Emerging research suggests that sodium-glucose cotransporter 2 (SGLT2) inhibitors may play a pivotal role in the treatment of primary glomerular diseases. This study was aimed to investigate potential pharmacological targets connecting SGLT2 inhibitors with IgA nephropathy (IgAN) and membranous nephropathy (MN).
A univariate Mendelian randomization (MR) analysis was conducted using publicly available genome-wide association studies (GWAS) datasets. Co-localization analysis was used to identify potential connections between target genes and IgAN and MN. Then, Comparative Toxicogenomics Database (CTD) was employed to predict diseases associated with these target genes and SGLT2 inhibitors (canagliflozin, dapagliflozin, and empagliflozin). Subsequently, phenotypic scan analyses were applied to explore the causal relationships between the predicted diseases and target genes.
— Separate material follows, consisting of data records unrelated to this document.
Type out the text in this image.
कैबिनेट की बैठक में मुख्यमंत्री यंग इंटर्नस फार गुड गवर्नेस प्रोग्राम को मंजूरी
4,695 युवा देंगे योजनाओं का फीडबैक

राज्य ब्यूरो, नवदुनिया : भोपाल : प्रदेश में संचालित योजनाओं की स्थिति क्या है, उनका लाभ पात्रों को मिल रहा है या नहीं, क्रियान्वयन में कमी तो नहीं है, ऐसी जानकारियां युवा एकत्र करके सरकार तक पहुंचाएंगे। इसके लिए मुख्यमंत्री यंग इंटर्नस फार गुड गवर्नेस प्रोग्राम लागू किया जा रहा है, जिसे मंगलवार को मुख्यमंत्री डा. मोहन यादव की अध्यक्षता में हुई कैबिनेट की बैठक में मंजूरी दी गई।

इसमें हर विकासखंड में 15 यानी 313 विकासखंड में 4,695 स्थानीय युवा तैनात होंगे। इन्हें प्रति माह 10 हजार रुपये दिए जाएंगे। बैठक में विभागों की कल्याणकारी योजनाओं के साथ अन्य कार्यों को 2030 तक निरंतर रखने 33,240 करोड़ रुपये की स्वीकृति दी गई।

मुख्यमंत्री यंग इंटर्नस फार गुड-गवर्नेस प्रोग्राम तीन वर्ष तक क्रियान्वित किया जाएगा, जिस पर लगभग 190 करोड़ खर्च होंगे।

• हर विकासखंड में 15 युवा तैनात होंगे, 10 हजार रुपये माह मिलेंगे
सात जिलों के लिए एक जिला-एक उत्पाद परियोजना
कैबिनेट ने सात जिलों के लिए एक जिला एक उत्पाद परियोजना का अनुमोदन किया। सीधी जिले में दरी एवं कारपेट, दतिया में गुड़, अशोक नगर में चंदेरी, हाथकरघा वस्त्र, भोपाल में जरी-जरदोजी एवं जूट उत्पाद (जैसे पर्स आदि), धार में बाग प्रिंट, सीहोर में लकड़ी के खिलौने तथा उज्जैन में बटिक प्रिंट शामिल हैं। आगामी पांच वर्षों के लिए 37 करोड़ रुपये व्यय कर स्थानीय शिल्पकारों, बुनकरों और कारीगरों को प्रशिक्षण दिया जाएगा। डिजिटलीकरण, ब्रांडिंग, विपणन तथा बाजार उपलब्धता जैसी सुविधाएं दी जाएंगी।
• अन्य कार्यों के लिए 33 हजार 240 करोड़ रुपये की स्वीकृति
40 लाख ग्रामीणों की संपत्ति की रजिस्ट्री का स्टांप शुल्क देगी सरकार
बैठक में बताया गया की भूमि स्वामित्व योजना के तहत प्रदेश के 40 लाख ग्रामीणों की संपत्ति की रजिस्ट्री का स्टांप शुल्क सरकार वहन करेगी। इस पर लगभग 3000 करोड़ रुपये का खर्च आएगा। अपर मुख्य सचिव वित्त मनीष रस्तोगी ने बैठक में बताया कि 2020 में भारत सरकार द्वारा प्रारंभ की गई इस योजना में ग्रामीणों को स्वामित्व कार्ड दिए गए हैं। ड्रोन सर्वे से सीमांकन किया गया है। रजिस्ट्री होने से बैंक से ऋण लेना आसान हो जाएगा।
Finally, we analyzed the immune signaling pathways involving pharmacological target genes using the Kyoto encyclopedia of genes and genomes (KEGG).
The results of MR analysis revealed that eight drug targets were causally linked to the occurrence of IgAN, while 14 drug targets were linked to MN. In the case of IgAN, LCN2 and AGER emerged as co-localized genes related to the pharmacological agent of dapagliflozin and the occurrence of IgAN. LCN2 was identified as a risk factor, while AGER was exhibited a protective role. KEGG analysis revealed that LCN2 is involved in the interleukin (IL)-17 immune signaling pathway, while AGER is associated with the neutrophil extracellular traps (NETs) signaling immune pathway. No positive co-localization results of the target genes were observed between two other SGLT2 inhibitors (canagliflozin and empagliflozin) and the occurrence of IgAN, nor between the three SGLT2 inhibitors and the occurrence of MN.
Our study provided evidence supporting a causal relationship between specific SGLT2 inhibitors and IgAN. Furthermore, we found that dapagliflozin may act on IgAN through the genes LCN2 and AGER.